Surveys show that multi-cloud is becoming the norm.

Summary: More and more enterprises are making significant investments in public cloud, with some adopting Azure public cloud to narrow the gap with AWS public cloud. Despite this, managing cloud platforms remains a challenge for businesses.

Many organizations are advancing their digital transformation plans and projects. As a result, nearly all companies (94%) are embracing “cloudification,” meaning they are adopting cloud computing in some form, as described in the 2019 State of the Cloud report by RightScale.

As organizations become more familiar with a digitally-driven business model, many are choosing to operate in a broader and more diverse IT environment based on multi-cloud.

In fact, multi-cloud is becoming the de facto standard. According to RightScale’s survey, 84% of respondents said they use cloud platforms from four or more cloud providers, including both public and private clouds.

However, 31% of respondents indicated that adopting public cloud is their top priority. These organizations reported plans to increase their spending on public cloud by 24% in 2019 compared to the previous year. This marks another sign of the ongoing rise in public cloud adoption, with public cloud usage (24%) three times that of private cloud usage (8%).

While half of the respondents said they spend over $1.2 million annually on public cloud, 13% reported spending more than $12 million each year.

Azure public cloud continues to grow rapidly, offsetting some of AWS’s lead. Azure adoption increased from 45% to 52%, closing the gap with AWS. Azure adoption now reaches 85% of AWS’s adoption rate, up from 70% last year.

Azure continues to gain ground in the public cloud market, particularly among enterprises, where adoption rose from 58% to 60%, while AWS adoption remained stable at 67%. According to a survey of respondents using cloud computing services, this means Azure now represents 89% of AWS adoption. Google continues to hold the third position in the market, slightly increasing from 18% to 19%.

Other public cloud providers surveyed last year also saw increased adoption rates in 2019, especially among enterprises using VMware Cloud on AWS. These companies grew from 8% to 12% (a 50% increase), Oracle grew from 10% to 16% (a 60% increase), and IBM Cloud grew from 15% to 18% (a 20% increase). Alibaba followed, growing from 2% to 4%.

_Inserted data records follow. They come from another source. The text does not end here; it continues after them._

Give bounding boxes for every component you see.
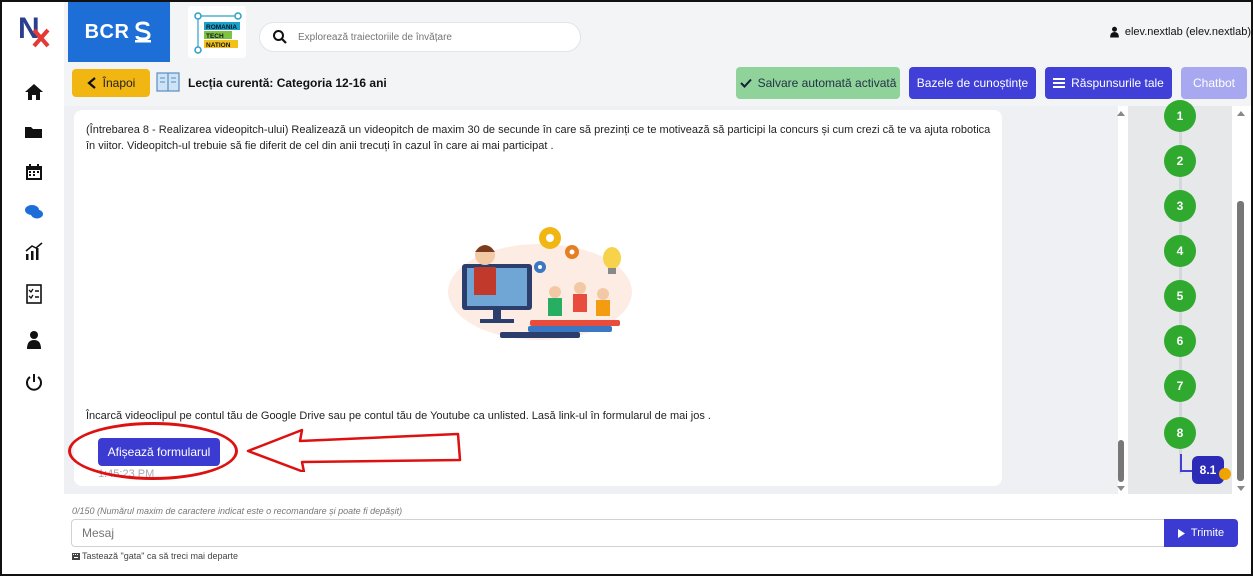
svg-text:N: N [18, 12, 40, 45]
message-input[interactable] [71, 519, 1164, 547]
user-avatar-icon [1109, 26, 1119, 38]
search-input[interactable] [298, 31, 568, 43]
open-book-icon [156, 72, 180, 92]
page-scroll-down-icon[interactable] [1234, 484, 1248, 494]
step-6[interactable]: 6 [1164, 325, 1196, 357]
question-text: (Întrebarea 8 - Realizarea videopitch-ul… [86, 124, 991, 152]
user-icon[interactable] [22, 328, 46, 352]
lesson-title: Lecția curentă: Categoria 12-16 ani [188, 76, 387, 90]
send-button[interactable]: Trimite [1164, 519, 1238, 547]
nextlab-logo[interactable]: N [16, 8, 50, 48]
keyboard-tip-text: Tastează "gata" ca să treci mai departe [82, 551, 238, 561]
scroll-down-icon[interactable] [1114, 484, 1128, 494]
character-hint: 0/150 (Numărul maxim de caractere indica… [72, 506, 403, 516]
your-answers-label: Răspunsurile tale [1071, 76, 1164, 90]
rtn-line-3: NATION [206, 42, 231, 49]
lesson-toolbar: Înapoi Lecția curentă: Categoria 12-16 a… [64, 62, 1251, 106]
knowledge-base-button[interactable]: Bazele de cunoștințe [909, 67, 1036, 99]
step-3[interactable]: 3 [1164, 190, 1196, 222]
step-8[interactable]: 8 [1164, 417, 1196, 449]
back-label: Înapoi [102, 76, 136, 90]
learning-illustration [448, 227, 632, 340]
keyboard-tip: Tastează "gata" ca să treci mai departe [72, 551, 238, 561]
step-5[interactable]: 5 [1164, 280, 1196, 312]
user-label: elev.nextlab (elev.nextlab) [1124, 26, 1251, 38]
keyboard-icon [72, 552, 80, 560]
knowledge-base-label: Bazele de cunoștințe [916, 76, 1029, 90]
scroll-up-icon[interactable] [1114, 108, 1128, 118]
annotation-circle [68, 422, 238, 480]
user-menu[interactable]: elev.nextlab (elev.nextlab) [1109, 26, 1251, 38]
search-box[interactable] [259, 22, 581, 52]
list-icon [1053, 78, 1066, 88]
play-icon [1177, 528, 1185, 538]
brand-label: BCR [84, 20, 130, 43]
bcr-s-icon [135, 21, 152, 43]
folder-icon[interactable] [22, 120, 46, 144]
sidebar: N [2, 2, 64, 574]
step-2[interactable]: 2 [1164, 145, 1196, 177]
page-scrollbar-thumb[interactable] [1237, 201, 1244, 481]
your-answers-button[interactable]: Răspunsurile tale [1045, 67, 1172, 99]
bcr-logo[interactable]: BCR [68, 2, 170, 62]
stats-icon[interactable] [22, 240, 46, 264]
chevron-left-icon [86, 77, 96, 89]
annotation-arrow [246, 428, 462, 472]
step-4[interactable]: 4 [1164, 235, 1196, 267]
back-button[interactable]: Înapoi [72, 69, 150, 97]
romania-tech-nation-logo[interactable]: ROMANIA TECH NATION [188, 6, 246, 58]
chatbot-label: Chatbot [1192, 76, 1236, 90]
checklist-icon[interactable] [22, 282, 46, 306]
home-icon[interactable] [22, 80, 46, 104]
search-icon [273, 30, 287, 44]
top-bar: BCR ROMANIA TECH NATION elev.nextlab (el… [64, 2, 1251, 62]
autosave-button[interactable]: Salvare automată activată [736, 67, 900, 99]
send-label: Trimite [1190, 527, 1225, 539]
page-scrollbar[interactable] [1234, 106, 1248, 496]
rtn-line-1: ROMANIA [206, 24, 237, 31]
progress-rail: 1 2 3 4 5 6 7 8 8.1 [1128, 100, 1232, 494]
power-icon[interactable] [22, 370, 46, 394]
rtn-line-2: TECH [206, 33, 224, 40]
chat-scrollbar[interactable] [1114, 106, 1128, 496]
autosave-label: Salvare automată activată [757, 76, 897, 90]
step-7[interactable]: 7 [1164, 370, 1196, 402]
step-1[interactable]: 1 [1164, 100, 1196, 132]
chat-icon[interactable] [22, 200, 46, 224]
upload-instructions: Încarcă videoclipul pe contul tău de Goo… [86, 410, 711, 422]
calendar-icon[interactable] [22, 160, 46, 184]
chat-scrollbar-thumb[interactable] [1118, 440, 1124, 482]
chatbot-button[interactable]: Chatbot [1181, 67, 1247, 99]
check-icon [739, 78, 752, 88]
page-scroll-up-icon[interactable] [1234, 108, 1248, 118]
pending-badge-icon [1219, 468, 1231, 480]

In the year following the cloud status survey, the proportion of companies adopting a multi-cloud strategy slightly increased from 81% in 2018 to 84%. The percentage of companies planning to adopt a hybrid cloud strategy grew from 51% to 58%. The number of companies using multiple public clouds or private clouds decreased slightly in 2018.

Containerization: The Rapid Growth of Kubernetes Adoption

As container usage increases, Docker continues to show strong growth; the adoption rate of the open-source platform increased from 49% in 2018 to 57%. Kubernetes, the container orchestration tool from Docker, saw even faster growth, rising from 27% to 48%.

Many users are also opting for container-as-a-service products from public cloud providers. AWS’s container services (ECS/EKS) maintained a 44% adoption rate in 2019 (the same as in 2018). Azure’s container service adoption reached 28%, up from 20% in 2018, and Google Kubernetes Engine saw slight growth to a 15% adoption rate.

It turns out that serverless is the fastest-growing cloud service for the second consecutive year, with a 50% increase in adoption compared to 2018 (from 24% to 36%). The fastest-growing area is data stream processing, which increased from 20% to 30%. Machine learning, container-as-a-service, and the Internet of Things (IoT) are the next fastest-growing areas.

Cost Management and Licensing Remain Top Concerns

In 2019, most respondents reported facing five key challenges, such as larger scale, complexity, and higher-level issues. Among these challenges, managing cloud computing and cloud governance were the most significant, both at 84%.

Clearly, cloud computing users tend to underestimate the wasted cloud spending. Respondents estimated that 27% of cloud spending in 2019 would be wasted, while RightScale’s survey indicated that the actual waste was 35%. Despite growing attention on cloud cost management, only a few companies have implemented automation strategies to address this, such as shutting down unused workloads or modifying instances.

Core cloud teams indicated that their top responsibility is shifting toward managing cloud costs (68% in 2019, up from 64% in 2018). Core IT teams are also focusing on governance, including identifying applications suitable for cloud computing (62%), setting policies (59%), and using automated cloud policies (57%).

Organizations are increasingly recognizing the challenges of managing software licenses running in the public cloud. Other major challenges include the cost impact of licensed software running in the cloud (52%), ensuring compliance with rules (42%), and the complexity of licensing rules in public clouds (41%).